6.3 Finding Elements (Primitives)

Searching elements inside an array depends on whether you are storing primitives or reference types. Primitives are easier, so we start there. Take an array of numbers:

const numbers = [1, 2, 3, 4];

indexOf and lastIndexOf

  • numbers.indexOf(1) — returns 0, the index of the first match, or -1 if the element is not in the array.
  • numbers.indexOf("a") — returns -1; the array does not contain that value.
  • Type matters: numbers.indexOf("1") returns -1 because the array has the number 1, not the string "1".
  • numbers.lastIndexOf(1) — returns the index of the last match, or -1 if absent.
if (numbers.indexOf(1) !== -1) {
  // 1 is present
}

// Cleaner equivalent introduced later in JavaScript:
if (numbers.includes(1)) {
  // 1 is present
}

The pattern indexOf(...) !== -1 is ugly. Modern JavaScript offers Array.prototype.includes(value), which simply returns a boolean. indexOf also accepts a second optional argument, the index at which to start searching: numbers.indexOf(1, 2) begins at index 2.

These methods only work well with primitives — the moment you store objects in an array, equality checks behave differently. We'll see why in the next video about finding reference types.

Summary

This lesson covers three essential JavaScript array search methods—indexOf(), lastIndexOf(), and includes()—designed for locating primitive values within arrays. The session demonstrates how each method works, highlights the importance of type matching in searches, and introduces an optional starting index parameter for refined searches.

Key points

  • indexOf() returns the index position of an element or -1 if not found in the array
  • Type precision matters: searching for the number 1 differs from the string '1'
  • lastIndexOf() locates and returns the last occurrence of an element in an array
  • includes() is a modern method returning a boolean (true/false) for simpler existence checks
  • An optional second parameter in indexOf() and lastIndexOf() specifies where the search begins

FAQ

What is the difference between indexOf() and includes()?

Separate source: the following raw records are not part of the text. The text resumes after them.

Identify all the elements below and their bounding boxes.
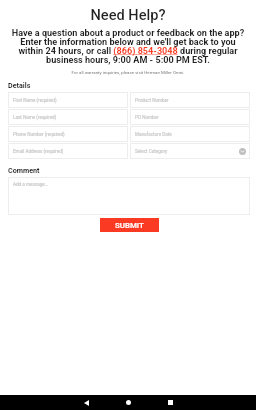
staticText: Have a question about a product or feedb… — [10, 28, 246, 66]
staticText: Add a message... — [13, 182, 49, 187]
staticText: Product Number — [135, 98, 169, 103]
button[interactable]: Add a message... — [8, 177, 250, 215]
staticText: First Name (required) — [13, 98, 57, 103]
staticText: Phone Number (required) — [13, 132, 65, 137]
button[interactable]: Manufacture Date — [130, 126, 250, 142]
staticText: Select Category — [135, 149, 168, 154]
button[interactable]: Email Address (required) — [8, 143, 128, 159]
button[interactable]: Last Name (required) — [8, 109, 128, 125]
staticText: Need Help? — [0, 6, 256, 23]
button[interactable]: Recent apps — [149, 395, 191, 410]
button[interactable]: First Name (required) — [8, 92, 128, 108]
staticText: PO Number — [135, 115, 159, 120]
staticText: Last Name (required) — [13, 115, 57, 120]
staticText: Manufacture Date — [135, 132, 172, 137]
other: Open category list — [239, 148, 246, 155]
button[interactable]: Select Category — [130, 143, 250, 159]
staticText: For all warranty inquiries, please visit… — [0, 70, 256, 75]
button[interactable]: Back — [65, 395, 107, 410]
staticText: Comment — [8, 166, 40, 174]
button[interactable]: SUBMIT — [100, 218, 159, 232]
staticText: SUBMIT — [115, 221, 144, 230]
button[interactable]: Product Number — [130, 92, 250, 108]
button[interactable]: PO Number — [130, 109, 250, 125]
staticText: Email Address (required) — [13, 149, 64, 154]
staticText: Details — [8, 81, 31, 89]
button[interactable]: Phone Number (required) — [8, 126, 128, 142]
button[interactable]: Home — [107, 395, 149, 410]
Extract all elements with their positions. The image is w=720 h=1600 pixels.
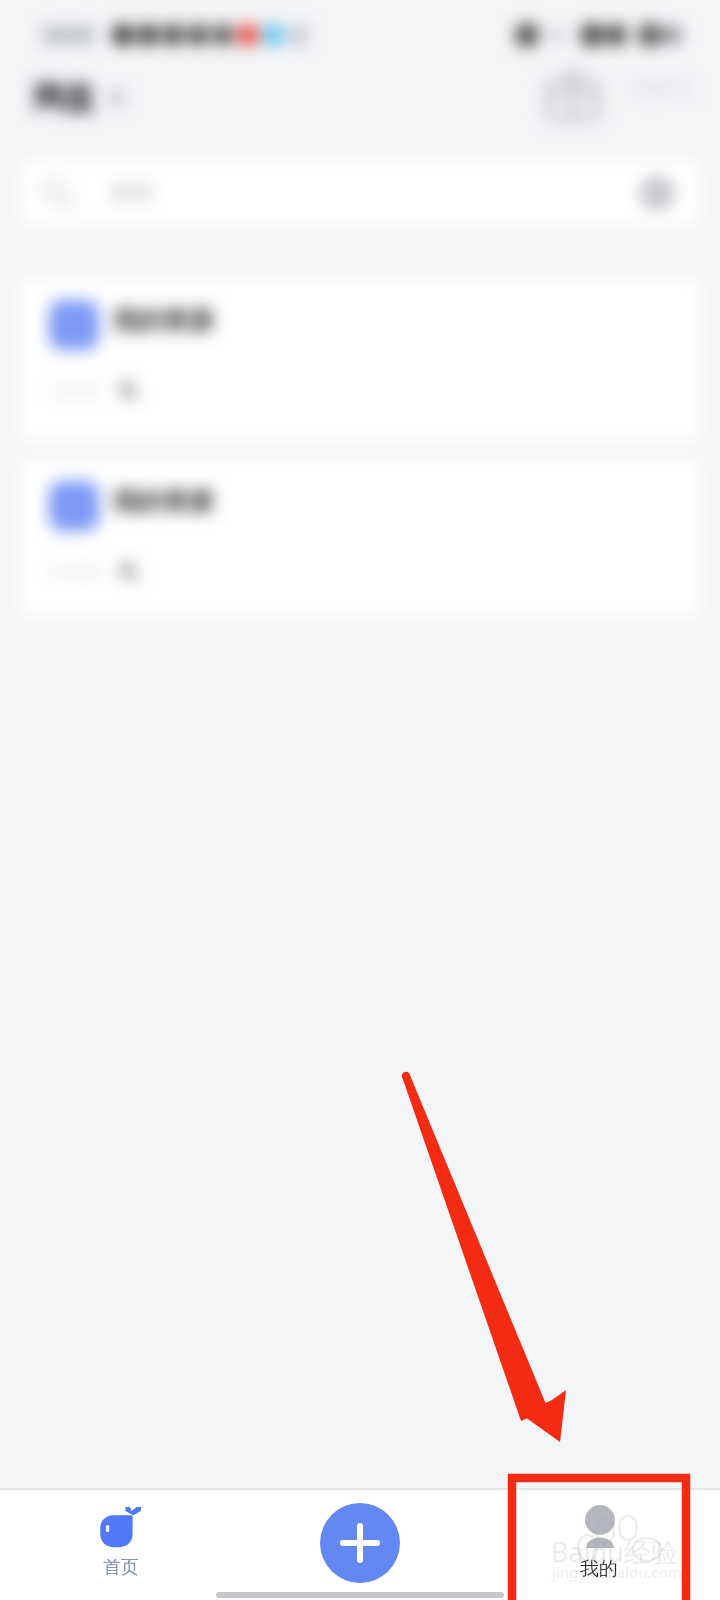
button[interactable]: Add xyxy=(320,1503,400,1583)
staticText: 网盘 xyxy=(33,78,95,117)
staticText: 私 xyxy=(119,377,140,403)
staticText: 我的 xyxy=(580,1557,618,1581)
button[interactable]: Search xyxy=(20,160,700,226)
staticText: jingyan.baidu.com xyxy=(552,1562,682,1582)
button[interactable]: 我的资源 xyxy=(20,278,700,441)
button[interactable]: 我的 xyxy=(480,1489,720,1600)
staticText: 我的资源 xyxy=(113,305,213,336)
staticText: 搜索 xyxy=(110,179,154,207)
button[interactable]: 首页 xyxy=(0,1489,240,1600)
staticText: 首页 xyxy=(103,1556,139,1579)
button[interactable]: Settings xyxy=(637,173,677,213)
staticText: 私 xyxy=(119,558,140,584)
button[interactable]: Gift xyxy=(536,60,610,128)
button[interactable]: 我的资源 xyxy=(20,459,700,616)
staticText: Baidu经验 xyxy=(551,1533,678,1570)
staticText: 我的资源 xyxy=(113,486,213,517)
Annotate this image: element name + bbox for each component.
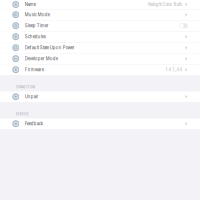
staticText: Developer Mode: [25, 56, 58, 61]
staticText: Music Mode: [25, 12, 50, 17]
staticText: Sleep Timer: [25, 23, 49, 28]
staticText: Feedback: [25, 121, 43, 126]
staticText: Unpair: [25, 94, 39, 99]
button[interactable]: Firmware: [0, 64, 200, 75]
staticText: Yeelight Color Bulb: [148, 2, 183, 7]
staticText: Default State Upon Power: [25, 45, 75, 50]
button[interactable]: Schedules: [0, 31, 200, 42]
staticText: Schedules: [25, 34, 46, 39]
staticText: 1.4.1_44: [166, 67, 183, 72]
staticText: CONNECTION: [16, 85, 35, 89]
button[interactable]: Sleep Timer: [0, 20, 200, 31]
button[interactable]: Feedback: [0, 118, 200, 129]
button[interactable]: Music Mode: [0, 9, 200, 20]
button[interactable]: Default State Upon Power: [0, 42, 200, 53]
staticText: Name: [25, 2, 36, 7]
button[interactable]: Developer Mode: [0, 53, 200, 64]
staticText: Firmware: [25, 67, 44, 72]
staticText: SERVICE: [16, 112, 29, 116]
button[interactable]: Name: [0, 0, 200, 9]
button[interactable]: Unpair: [0, 91, 200, 102]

indexOf() returns the index position of the element (or -1 if not found), while includes() returns a boolean indicating whether the element exists. Use indexOf() when you need the position, and includes() for simple existence checks.

Why does type matter when searching for array elements?

JavaScript treats different data types as distinct values. For example, indexOf(1) searching for the number 1 will not match '1' stored as a string, because 1 (number) and '1' (string) are fundamentally different types.

What does the optional second parameter do?

The second parameter specifies the starting index from which the search begins. For instance, indexOf(2, 2) will search for the value 2 starting from index position 2, allowing you to skip earlier occurrences.